The GOP's return to McCarthyism

Karl Smyth
19 October 2008

The communist witch-hunt headed by Senator Joe McCarthy in the late 1940s and early 1950s represents one of the darkest periods in American history: an era of frenzied paranoia and suspicion, when distrust and intolerance ran rife throughout many spectrums of American society. That this atmosphere was carefully and deliberately cultivated by senior elected figures, hell-bent on purging what they perceived as the subversive invasion of Communist influences across the nation at the expense of destroying innocent people's lives and reputation in the process, has made it all the more regrettable and reprehensible.

It was this spectre of fear mongering that resonated in the words of Minnesota Rep.
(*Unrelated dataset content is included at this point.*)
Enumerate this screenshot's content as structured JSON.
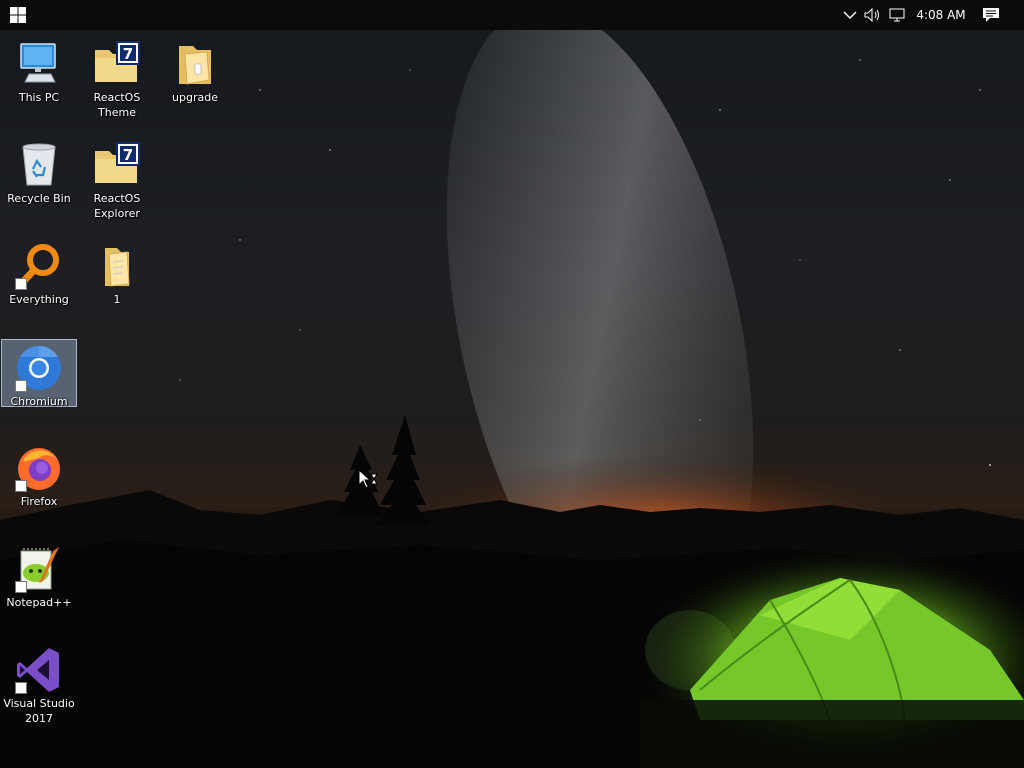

Michele Bachmann during her interview (found here) with MSNBC's Chris Matthews on Friday's edition of Hardball. In the interview, Bachmann sought to draw a clear connection between liberal politics, the Left, and anti-Americanism while espousing the usual talking points regarding Bill Ayers and Jeremiah Wright that McCain surrogates and attack ads have regurgitated in recent days. As Bachmann argued:

"If we look at the collection of friends that Barack Obama has had in his life, it calls into question what Barack Obama's true beliefs and values and thoughts are. His attitudes, values, and beliefs with Jeremiah Wright on his view of the United States-is negative; Bill Ayers, his negative view of the United States. We have seen one friend after another call into question his judgment-but also, what it is that Barack Obama really believes?"

Unfortunately for Bachmann, she clearly didn't have the sufficient intellectual flexibility to weave this charge in a coherent argument, and given sufficient rope to hang herself by Matthews, she suggested that that the American media take a "great look" at the current Congress and investigate how many of its members are "anti-American" as opposed to "pro-American."
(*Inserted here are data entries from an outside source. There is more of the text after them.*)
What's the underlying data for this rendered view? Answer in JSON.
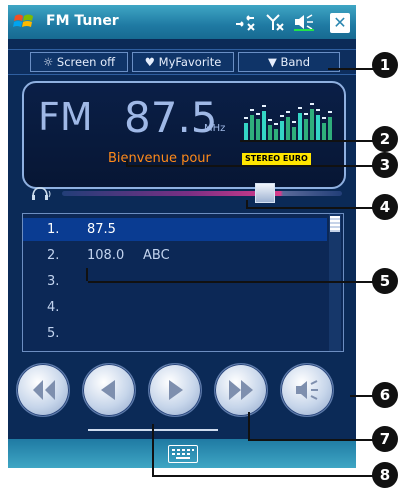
{
  "window": {
    "title": "FM Tuner",
    "close_label": "✕"
  },
  "toolbar": {
    "screen_off_label": "Screen off",
    "favorite_label": "MyFavorite",
    "band_label": "Band"
  },
  "display": {
    "band": "FM",
    "frequency": "87.5",
    "unit": "MHz",
    "rds_text": "Bienvenue pour",
    "stereo_badge": "STEREO  EURO"
  },
  "volume": {
    "level": 0.72
  },
  "presets": [
    {
      "num": "1.",
      "freq": "87.5",
      "name": "",
      "selected": true
    },
    {
      "num": "2.",
      "freq": "108.0",
      "name": "ABC",
      "selected": false
    },
    {
      "num": "3.",
      "freq": "",
      "name": "",
      "selected": false
    },
    {
      "num": "4.",
      "freq": "",
      "name": "",
      "selected": false
    },
    {
      "num": "5.",
      "freq": "",
      "name": "",
      "selected": false
    }
  ],
  "controls": [
    {
      "name": "seek-back",
      "icon": "double-left-arrow-icon"
    },
    {
      "name": "step-back",
      "icon": "left-arrow-icon"
    },
    {
      "name": "step-forward",
      "icon": "right-arrow-icon"
    },
    {
      "name": "seek-forward",
      "icon": "double-right-arrow-icon"
    },
    {
      "name": "mute",
      "icon": "speaker-icon"
    }
  ],
  "callouts": [
    "1",
    "2",
    "3",
    "4",
    "5",
    "6",
    "7",
    "8"
  ],
  "colors": {
    "screen_bg": "#0b2a57",
    "accent": "#2a86b0",
    "rds": "#ff8a1a",
    "badge": "#ffe500"
  }
}
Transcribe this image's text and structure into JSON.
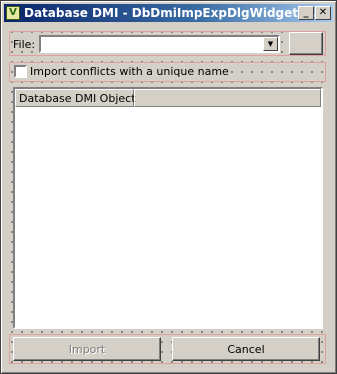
{
  "window": {
    "title": "Database DMI  - DbDmiImpExpDlgWidgets.ui",
    "app_icon": "V"
  },
  "title_buttons": {
    "minimize_glyph": "_",
    "close_glyph": "✕"
  },
  "file_row": {
    "label": "File:",
    "value": "",
    "dropdown_glyph": "▼",
    "browse_label": ""
  },
  "options": {
    "import_conflicts_label": "Import conflicts with a unique name",
    "import_conflicts_checked": false
  },
  "list": {
    "columns": [
      "Database DMI Object",
      ""
    ],
    "rows": []
  },
  "buttons": {
    "import_label": "Import",
    "import_enabled": false,
    "cancel_label": "Cancel"
  }
}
It should come as no surprise that Bachmann's performance has drawn sharp criticism from the Democats, and has prompted a campaign to censure her behaviour. The introduction of such a simplistic and politically charged dichotomy into the final weeks of this race, however innocous or ill-crafted, represents an alarming and totally inappropriate reversion of the McCarthyite politics of half a century ago. Whether Bachmann's charge was sanctioned by the McCain camp is moot: this particularly distatestful attack is a direct product of the negativity which has become a mainstay of GOP electoral strategy in recent election cycles, and is a strong indictment of what Peggy Noonan referred to this week as a trend within the Republican Party towards promoting a "new vulgarization" of American politics.